U. OREGON (US) — It turns out that cell membranes behave a lot like water and cornstarch. At rest they are very fluid, but when quickly perturbed, they bounce back like rubber.
This surprising discovery overturns a long-held belief, and raises fresh new questions about the biology that regulates lipid and protein mobility.
“This changes our whole understanding of what lipid membranes are,” says Raghuveer Parthasarathy, a professor of physics at the University of Oregon. “We may need to rethink our understanding of how all sorts of the mechanical processes that occur in cell membranes work, like how proteins are pulled from one place to another, how cells respond to stretching and other forces, and how membrane-embedded proteins that serve as channels for chemical signals are able to open and close.”
For decades, researchers have been aware that biological membranes are fluid, and that this fluidity is crucial to allowing the motions and interactions of proteins and other cell surface molecules.
The new studies, however, reveal that this state is not the simple Newtonian fluidity of familiar liquids like water, but rather it is viscoelastic.

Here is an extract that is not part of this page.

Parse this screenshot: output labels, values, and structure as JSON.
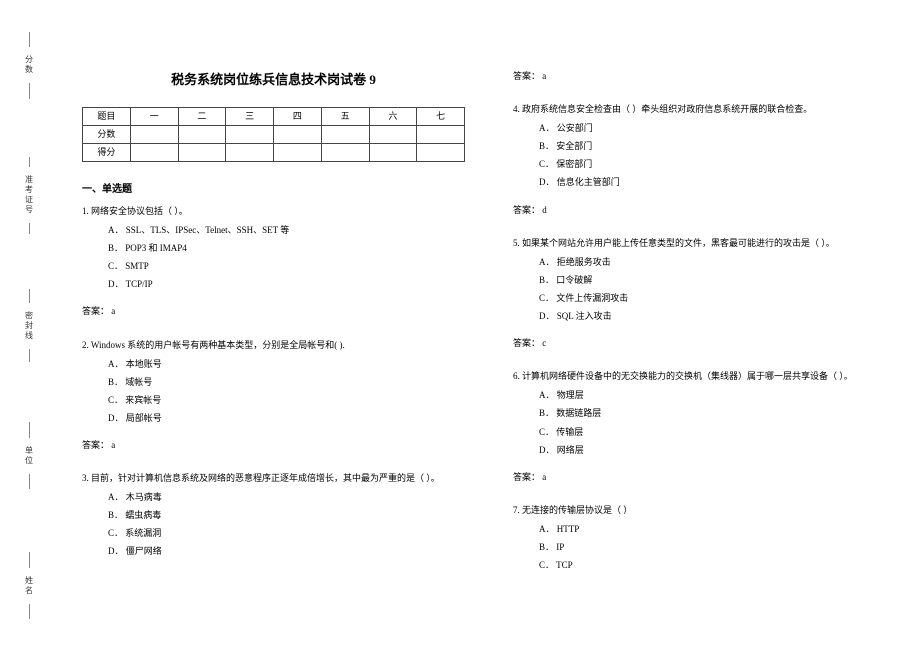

The discovery—detailed Oct. 25 in the Early Edition of the Proceedings of the National Academy of Sciences—strikes down the notion that these biologically important membranes are Newtonian fluids that flow regardless of the stress they encounter.
“A lot of these mechanical tasks go awry in various diseases for reasons that remain mysterious,” Parthasarathy says. “Perhaps a deeper understanding of the mechanical environment that membranes provide will illuminate why biology functions, or fails to function, in the way it does.”
In the project, freestanding membranes of lipids—fatty molecules that form the basis of all cell membranes—were built with lipid-anchored nanoparticles as tracers that could be observed under high-powered microscopes.
Close analysis of the trajectories of these particles allowed researchers to deduce the fluid and elastic properties of the membranes under changing conditions.
The importance of membrane fluidity has been recognized for decades, but membranes’ strange character as a viscoelastic material has gone unnoticed, says Parthasarathy. “In retrospect, we shouldn’t be surprised. Nature uses viscoelasticity in lots of its other liquids, from mucus to tears. Now we’ve found that it harnesses viscoelasticity in lipid membranes as well.”
The Alfred P. Sloan Foundation, Office of Naval Research, and National Science Foundation supported the research.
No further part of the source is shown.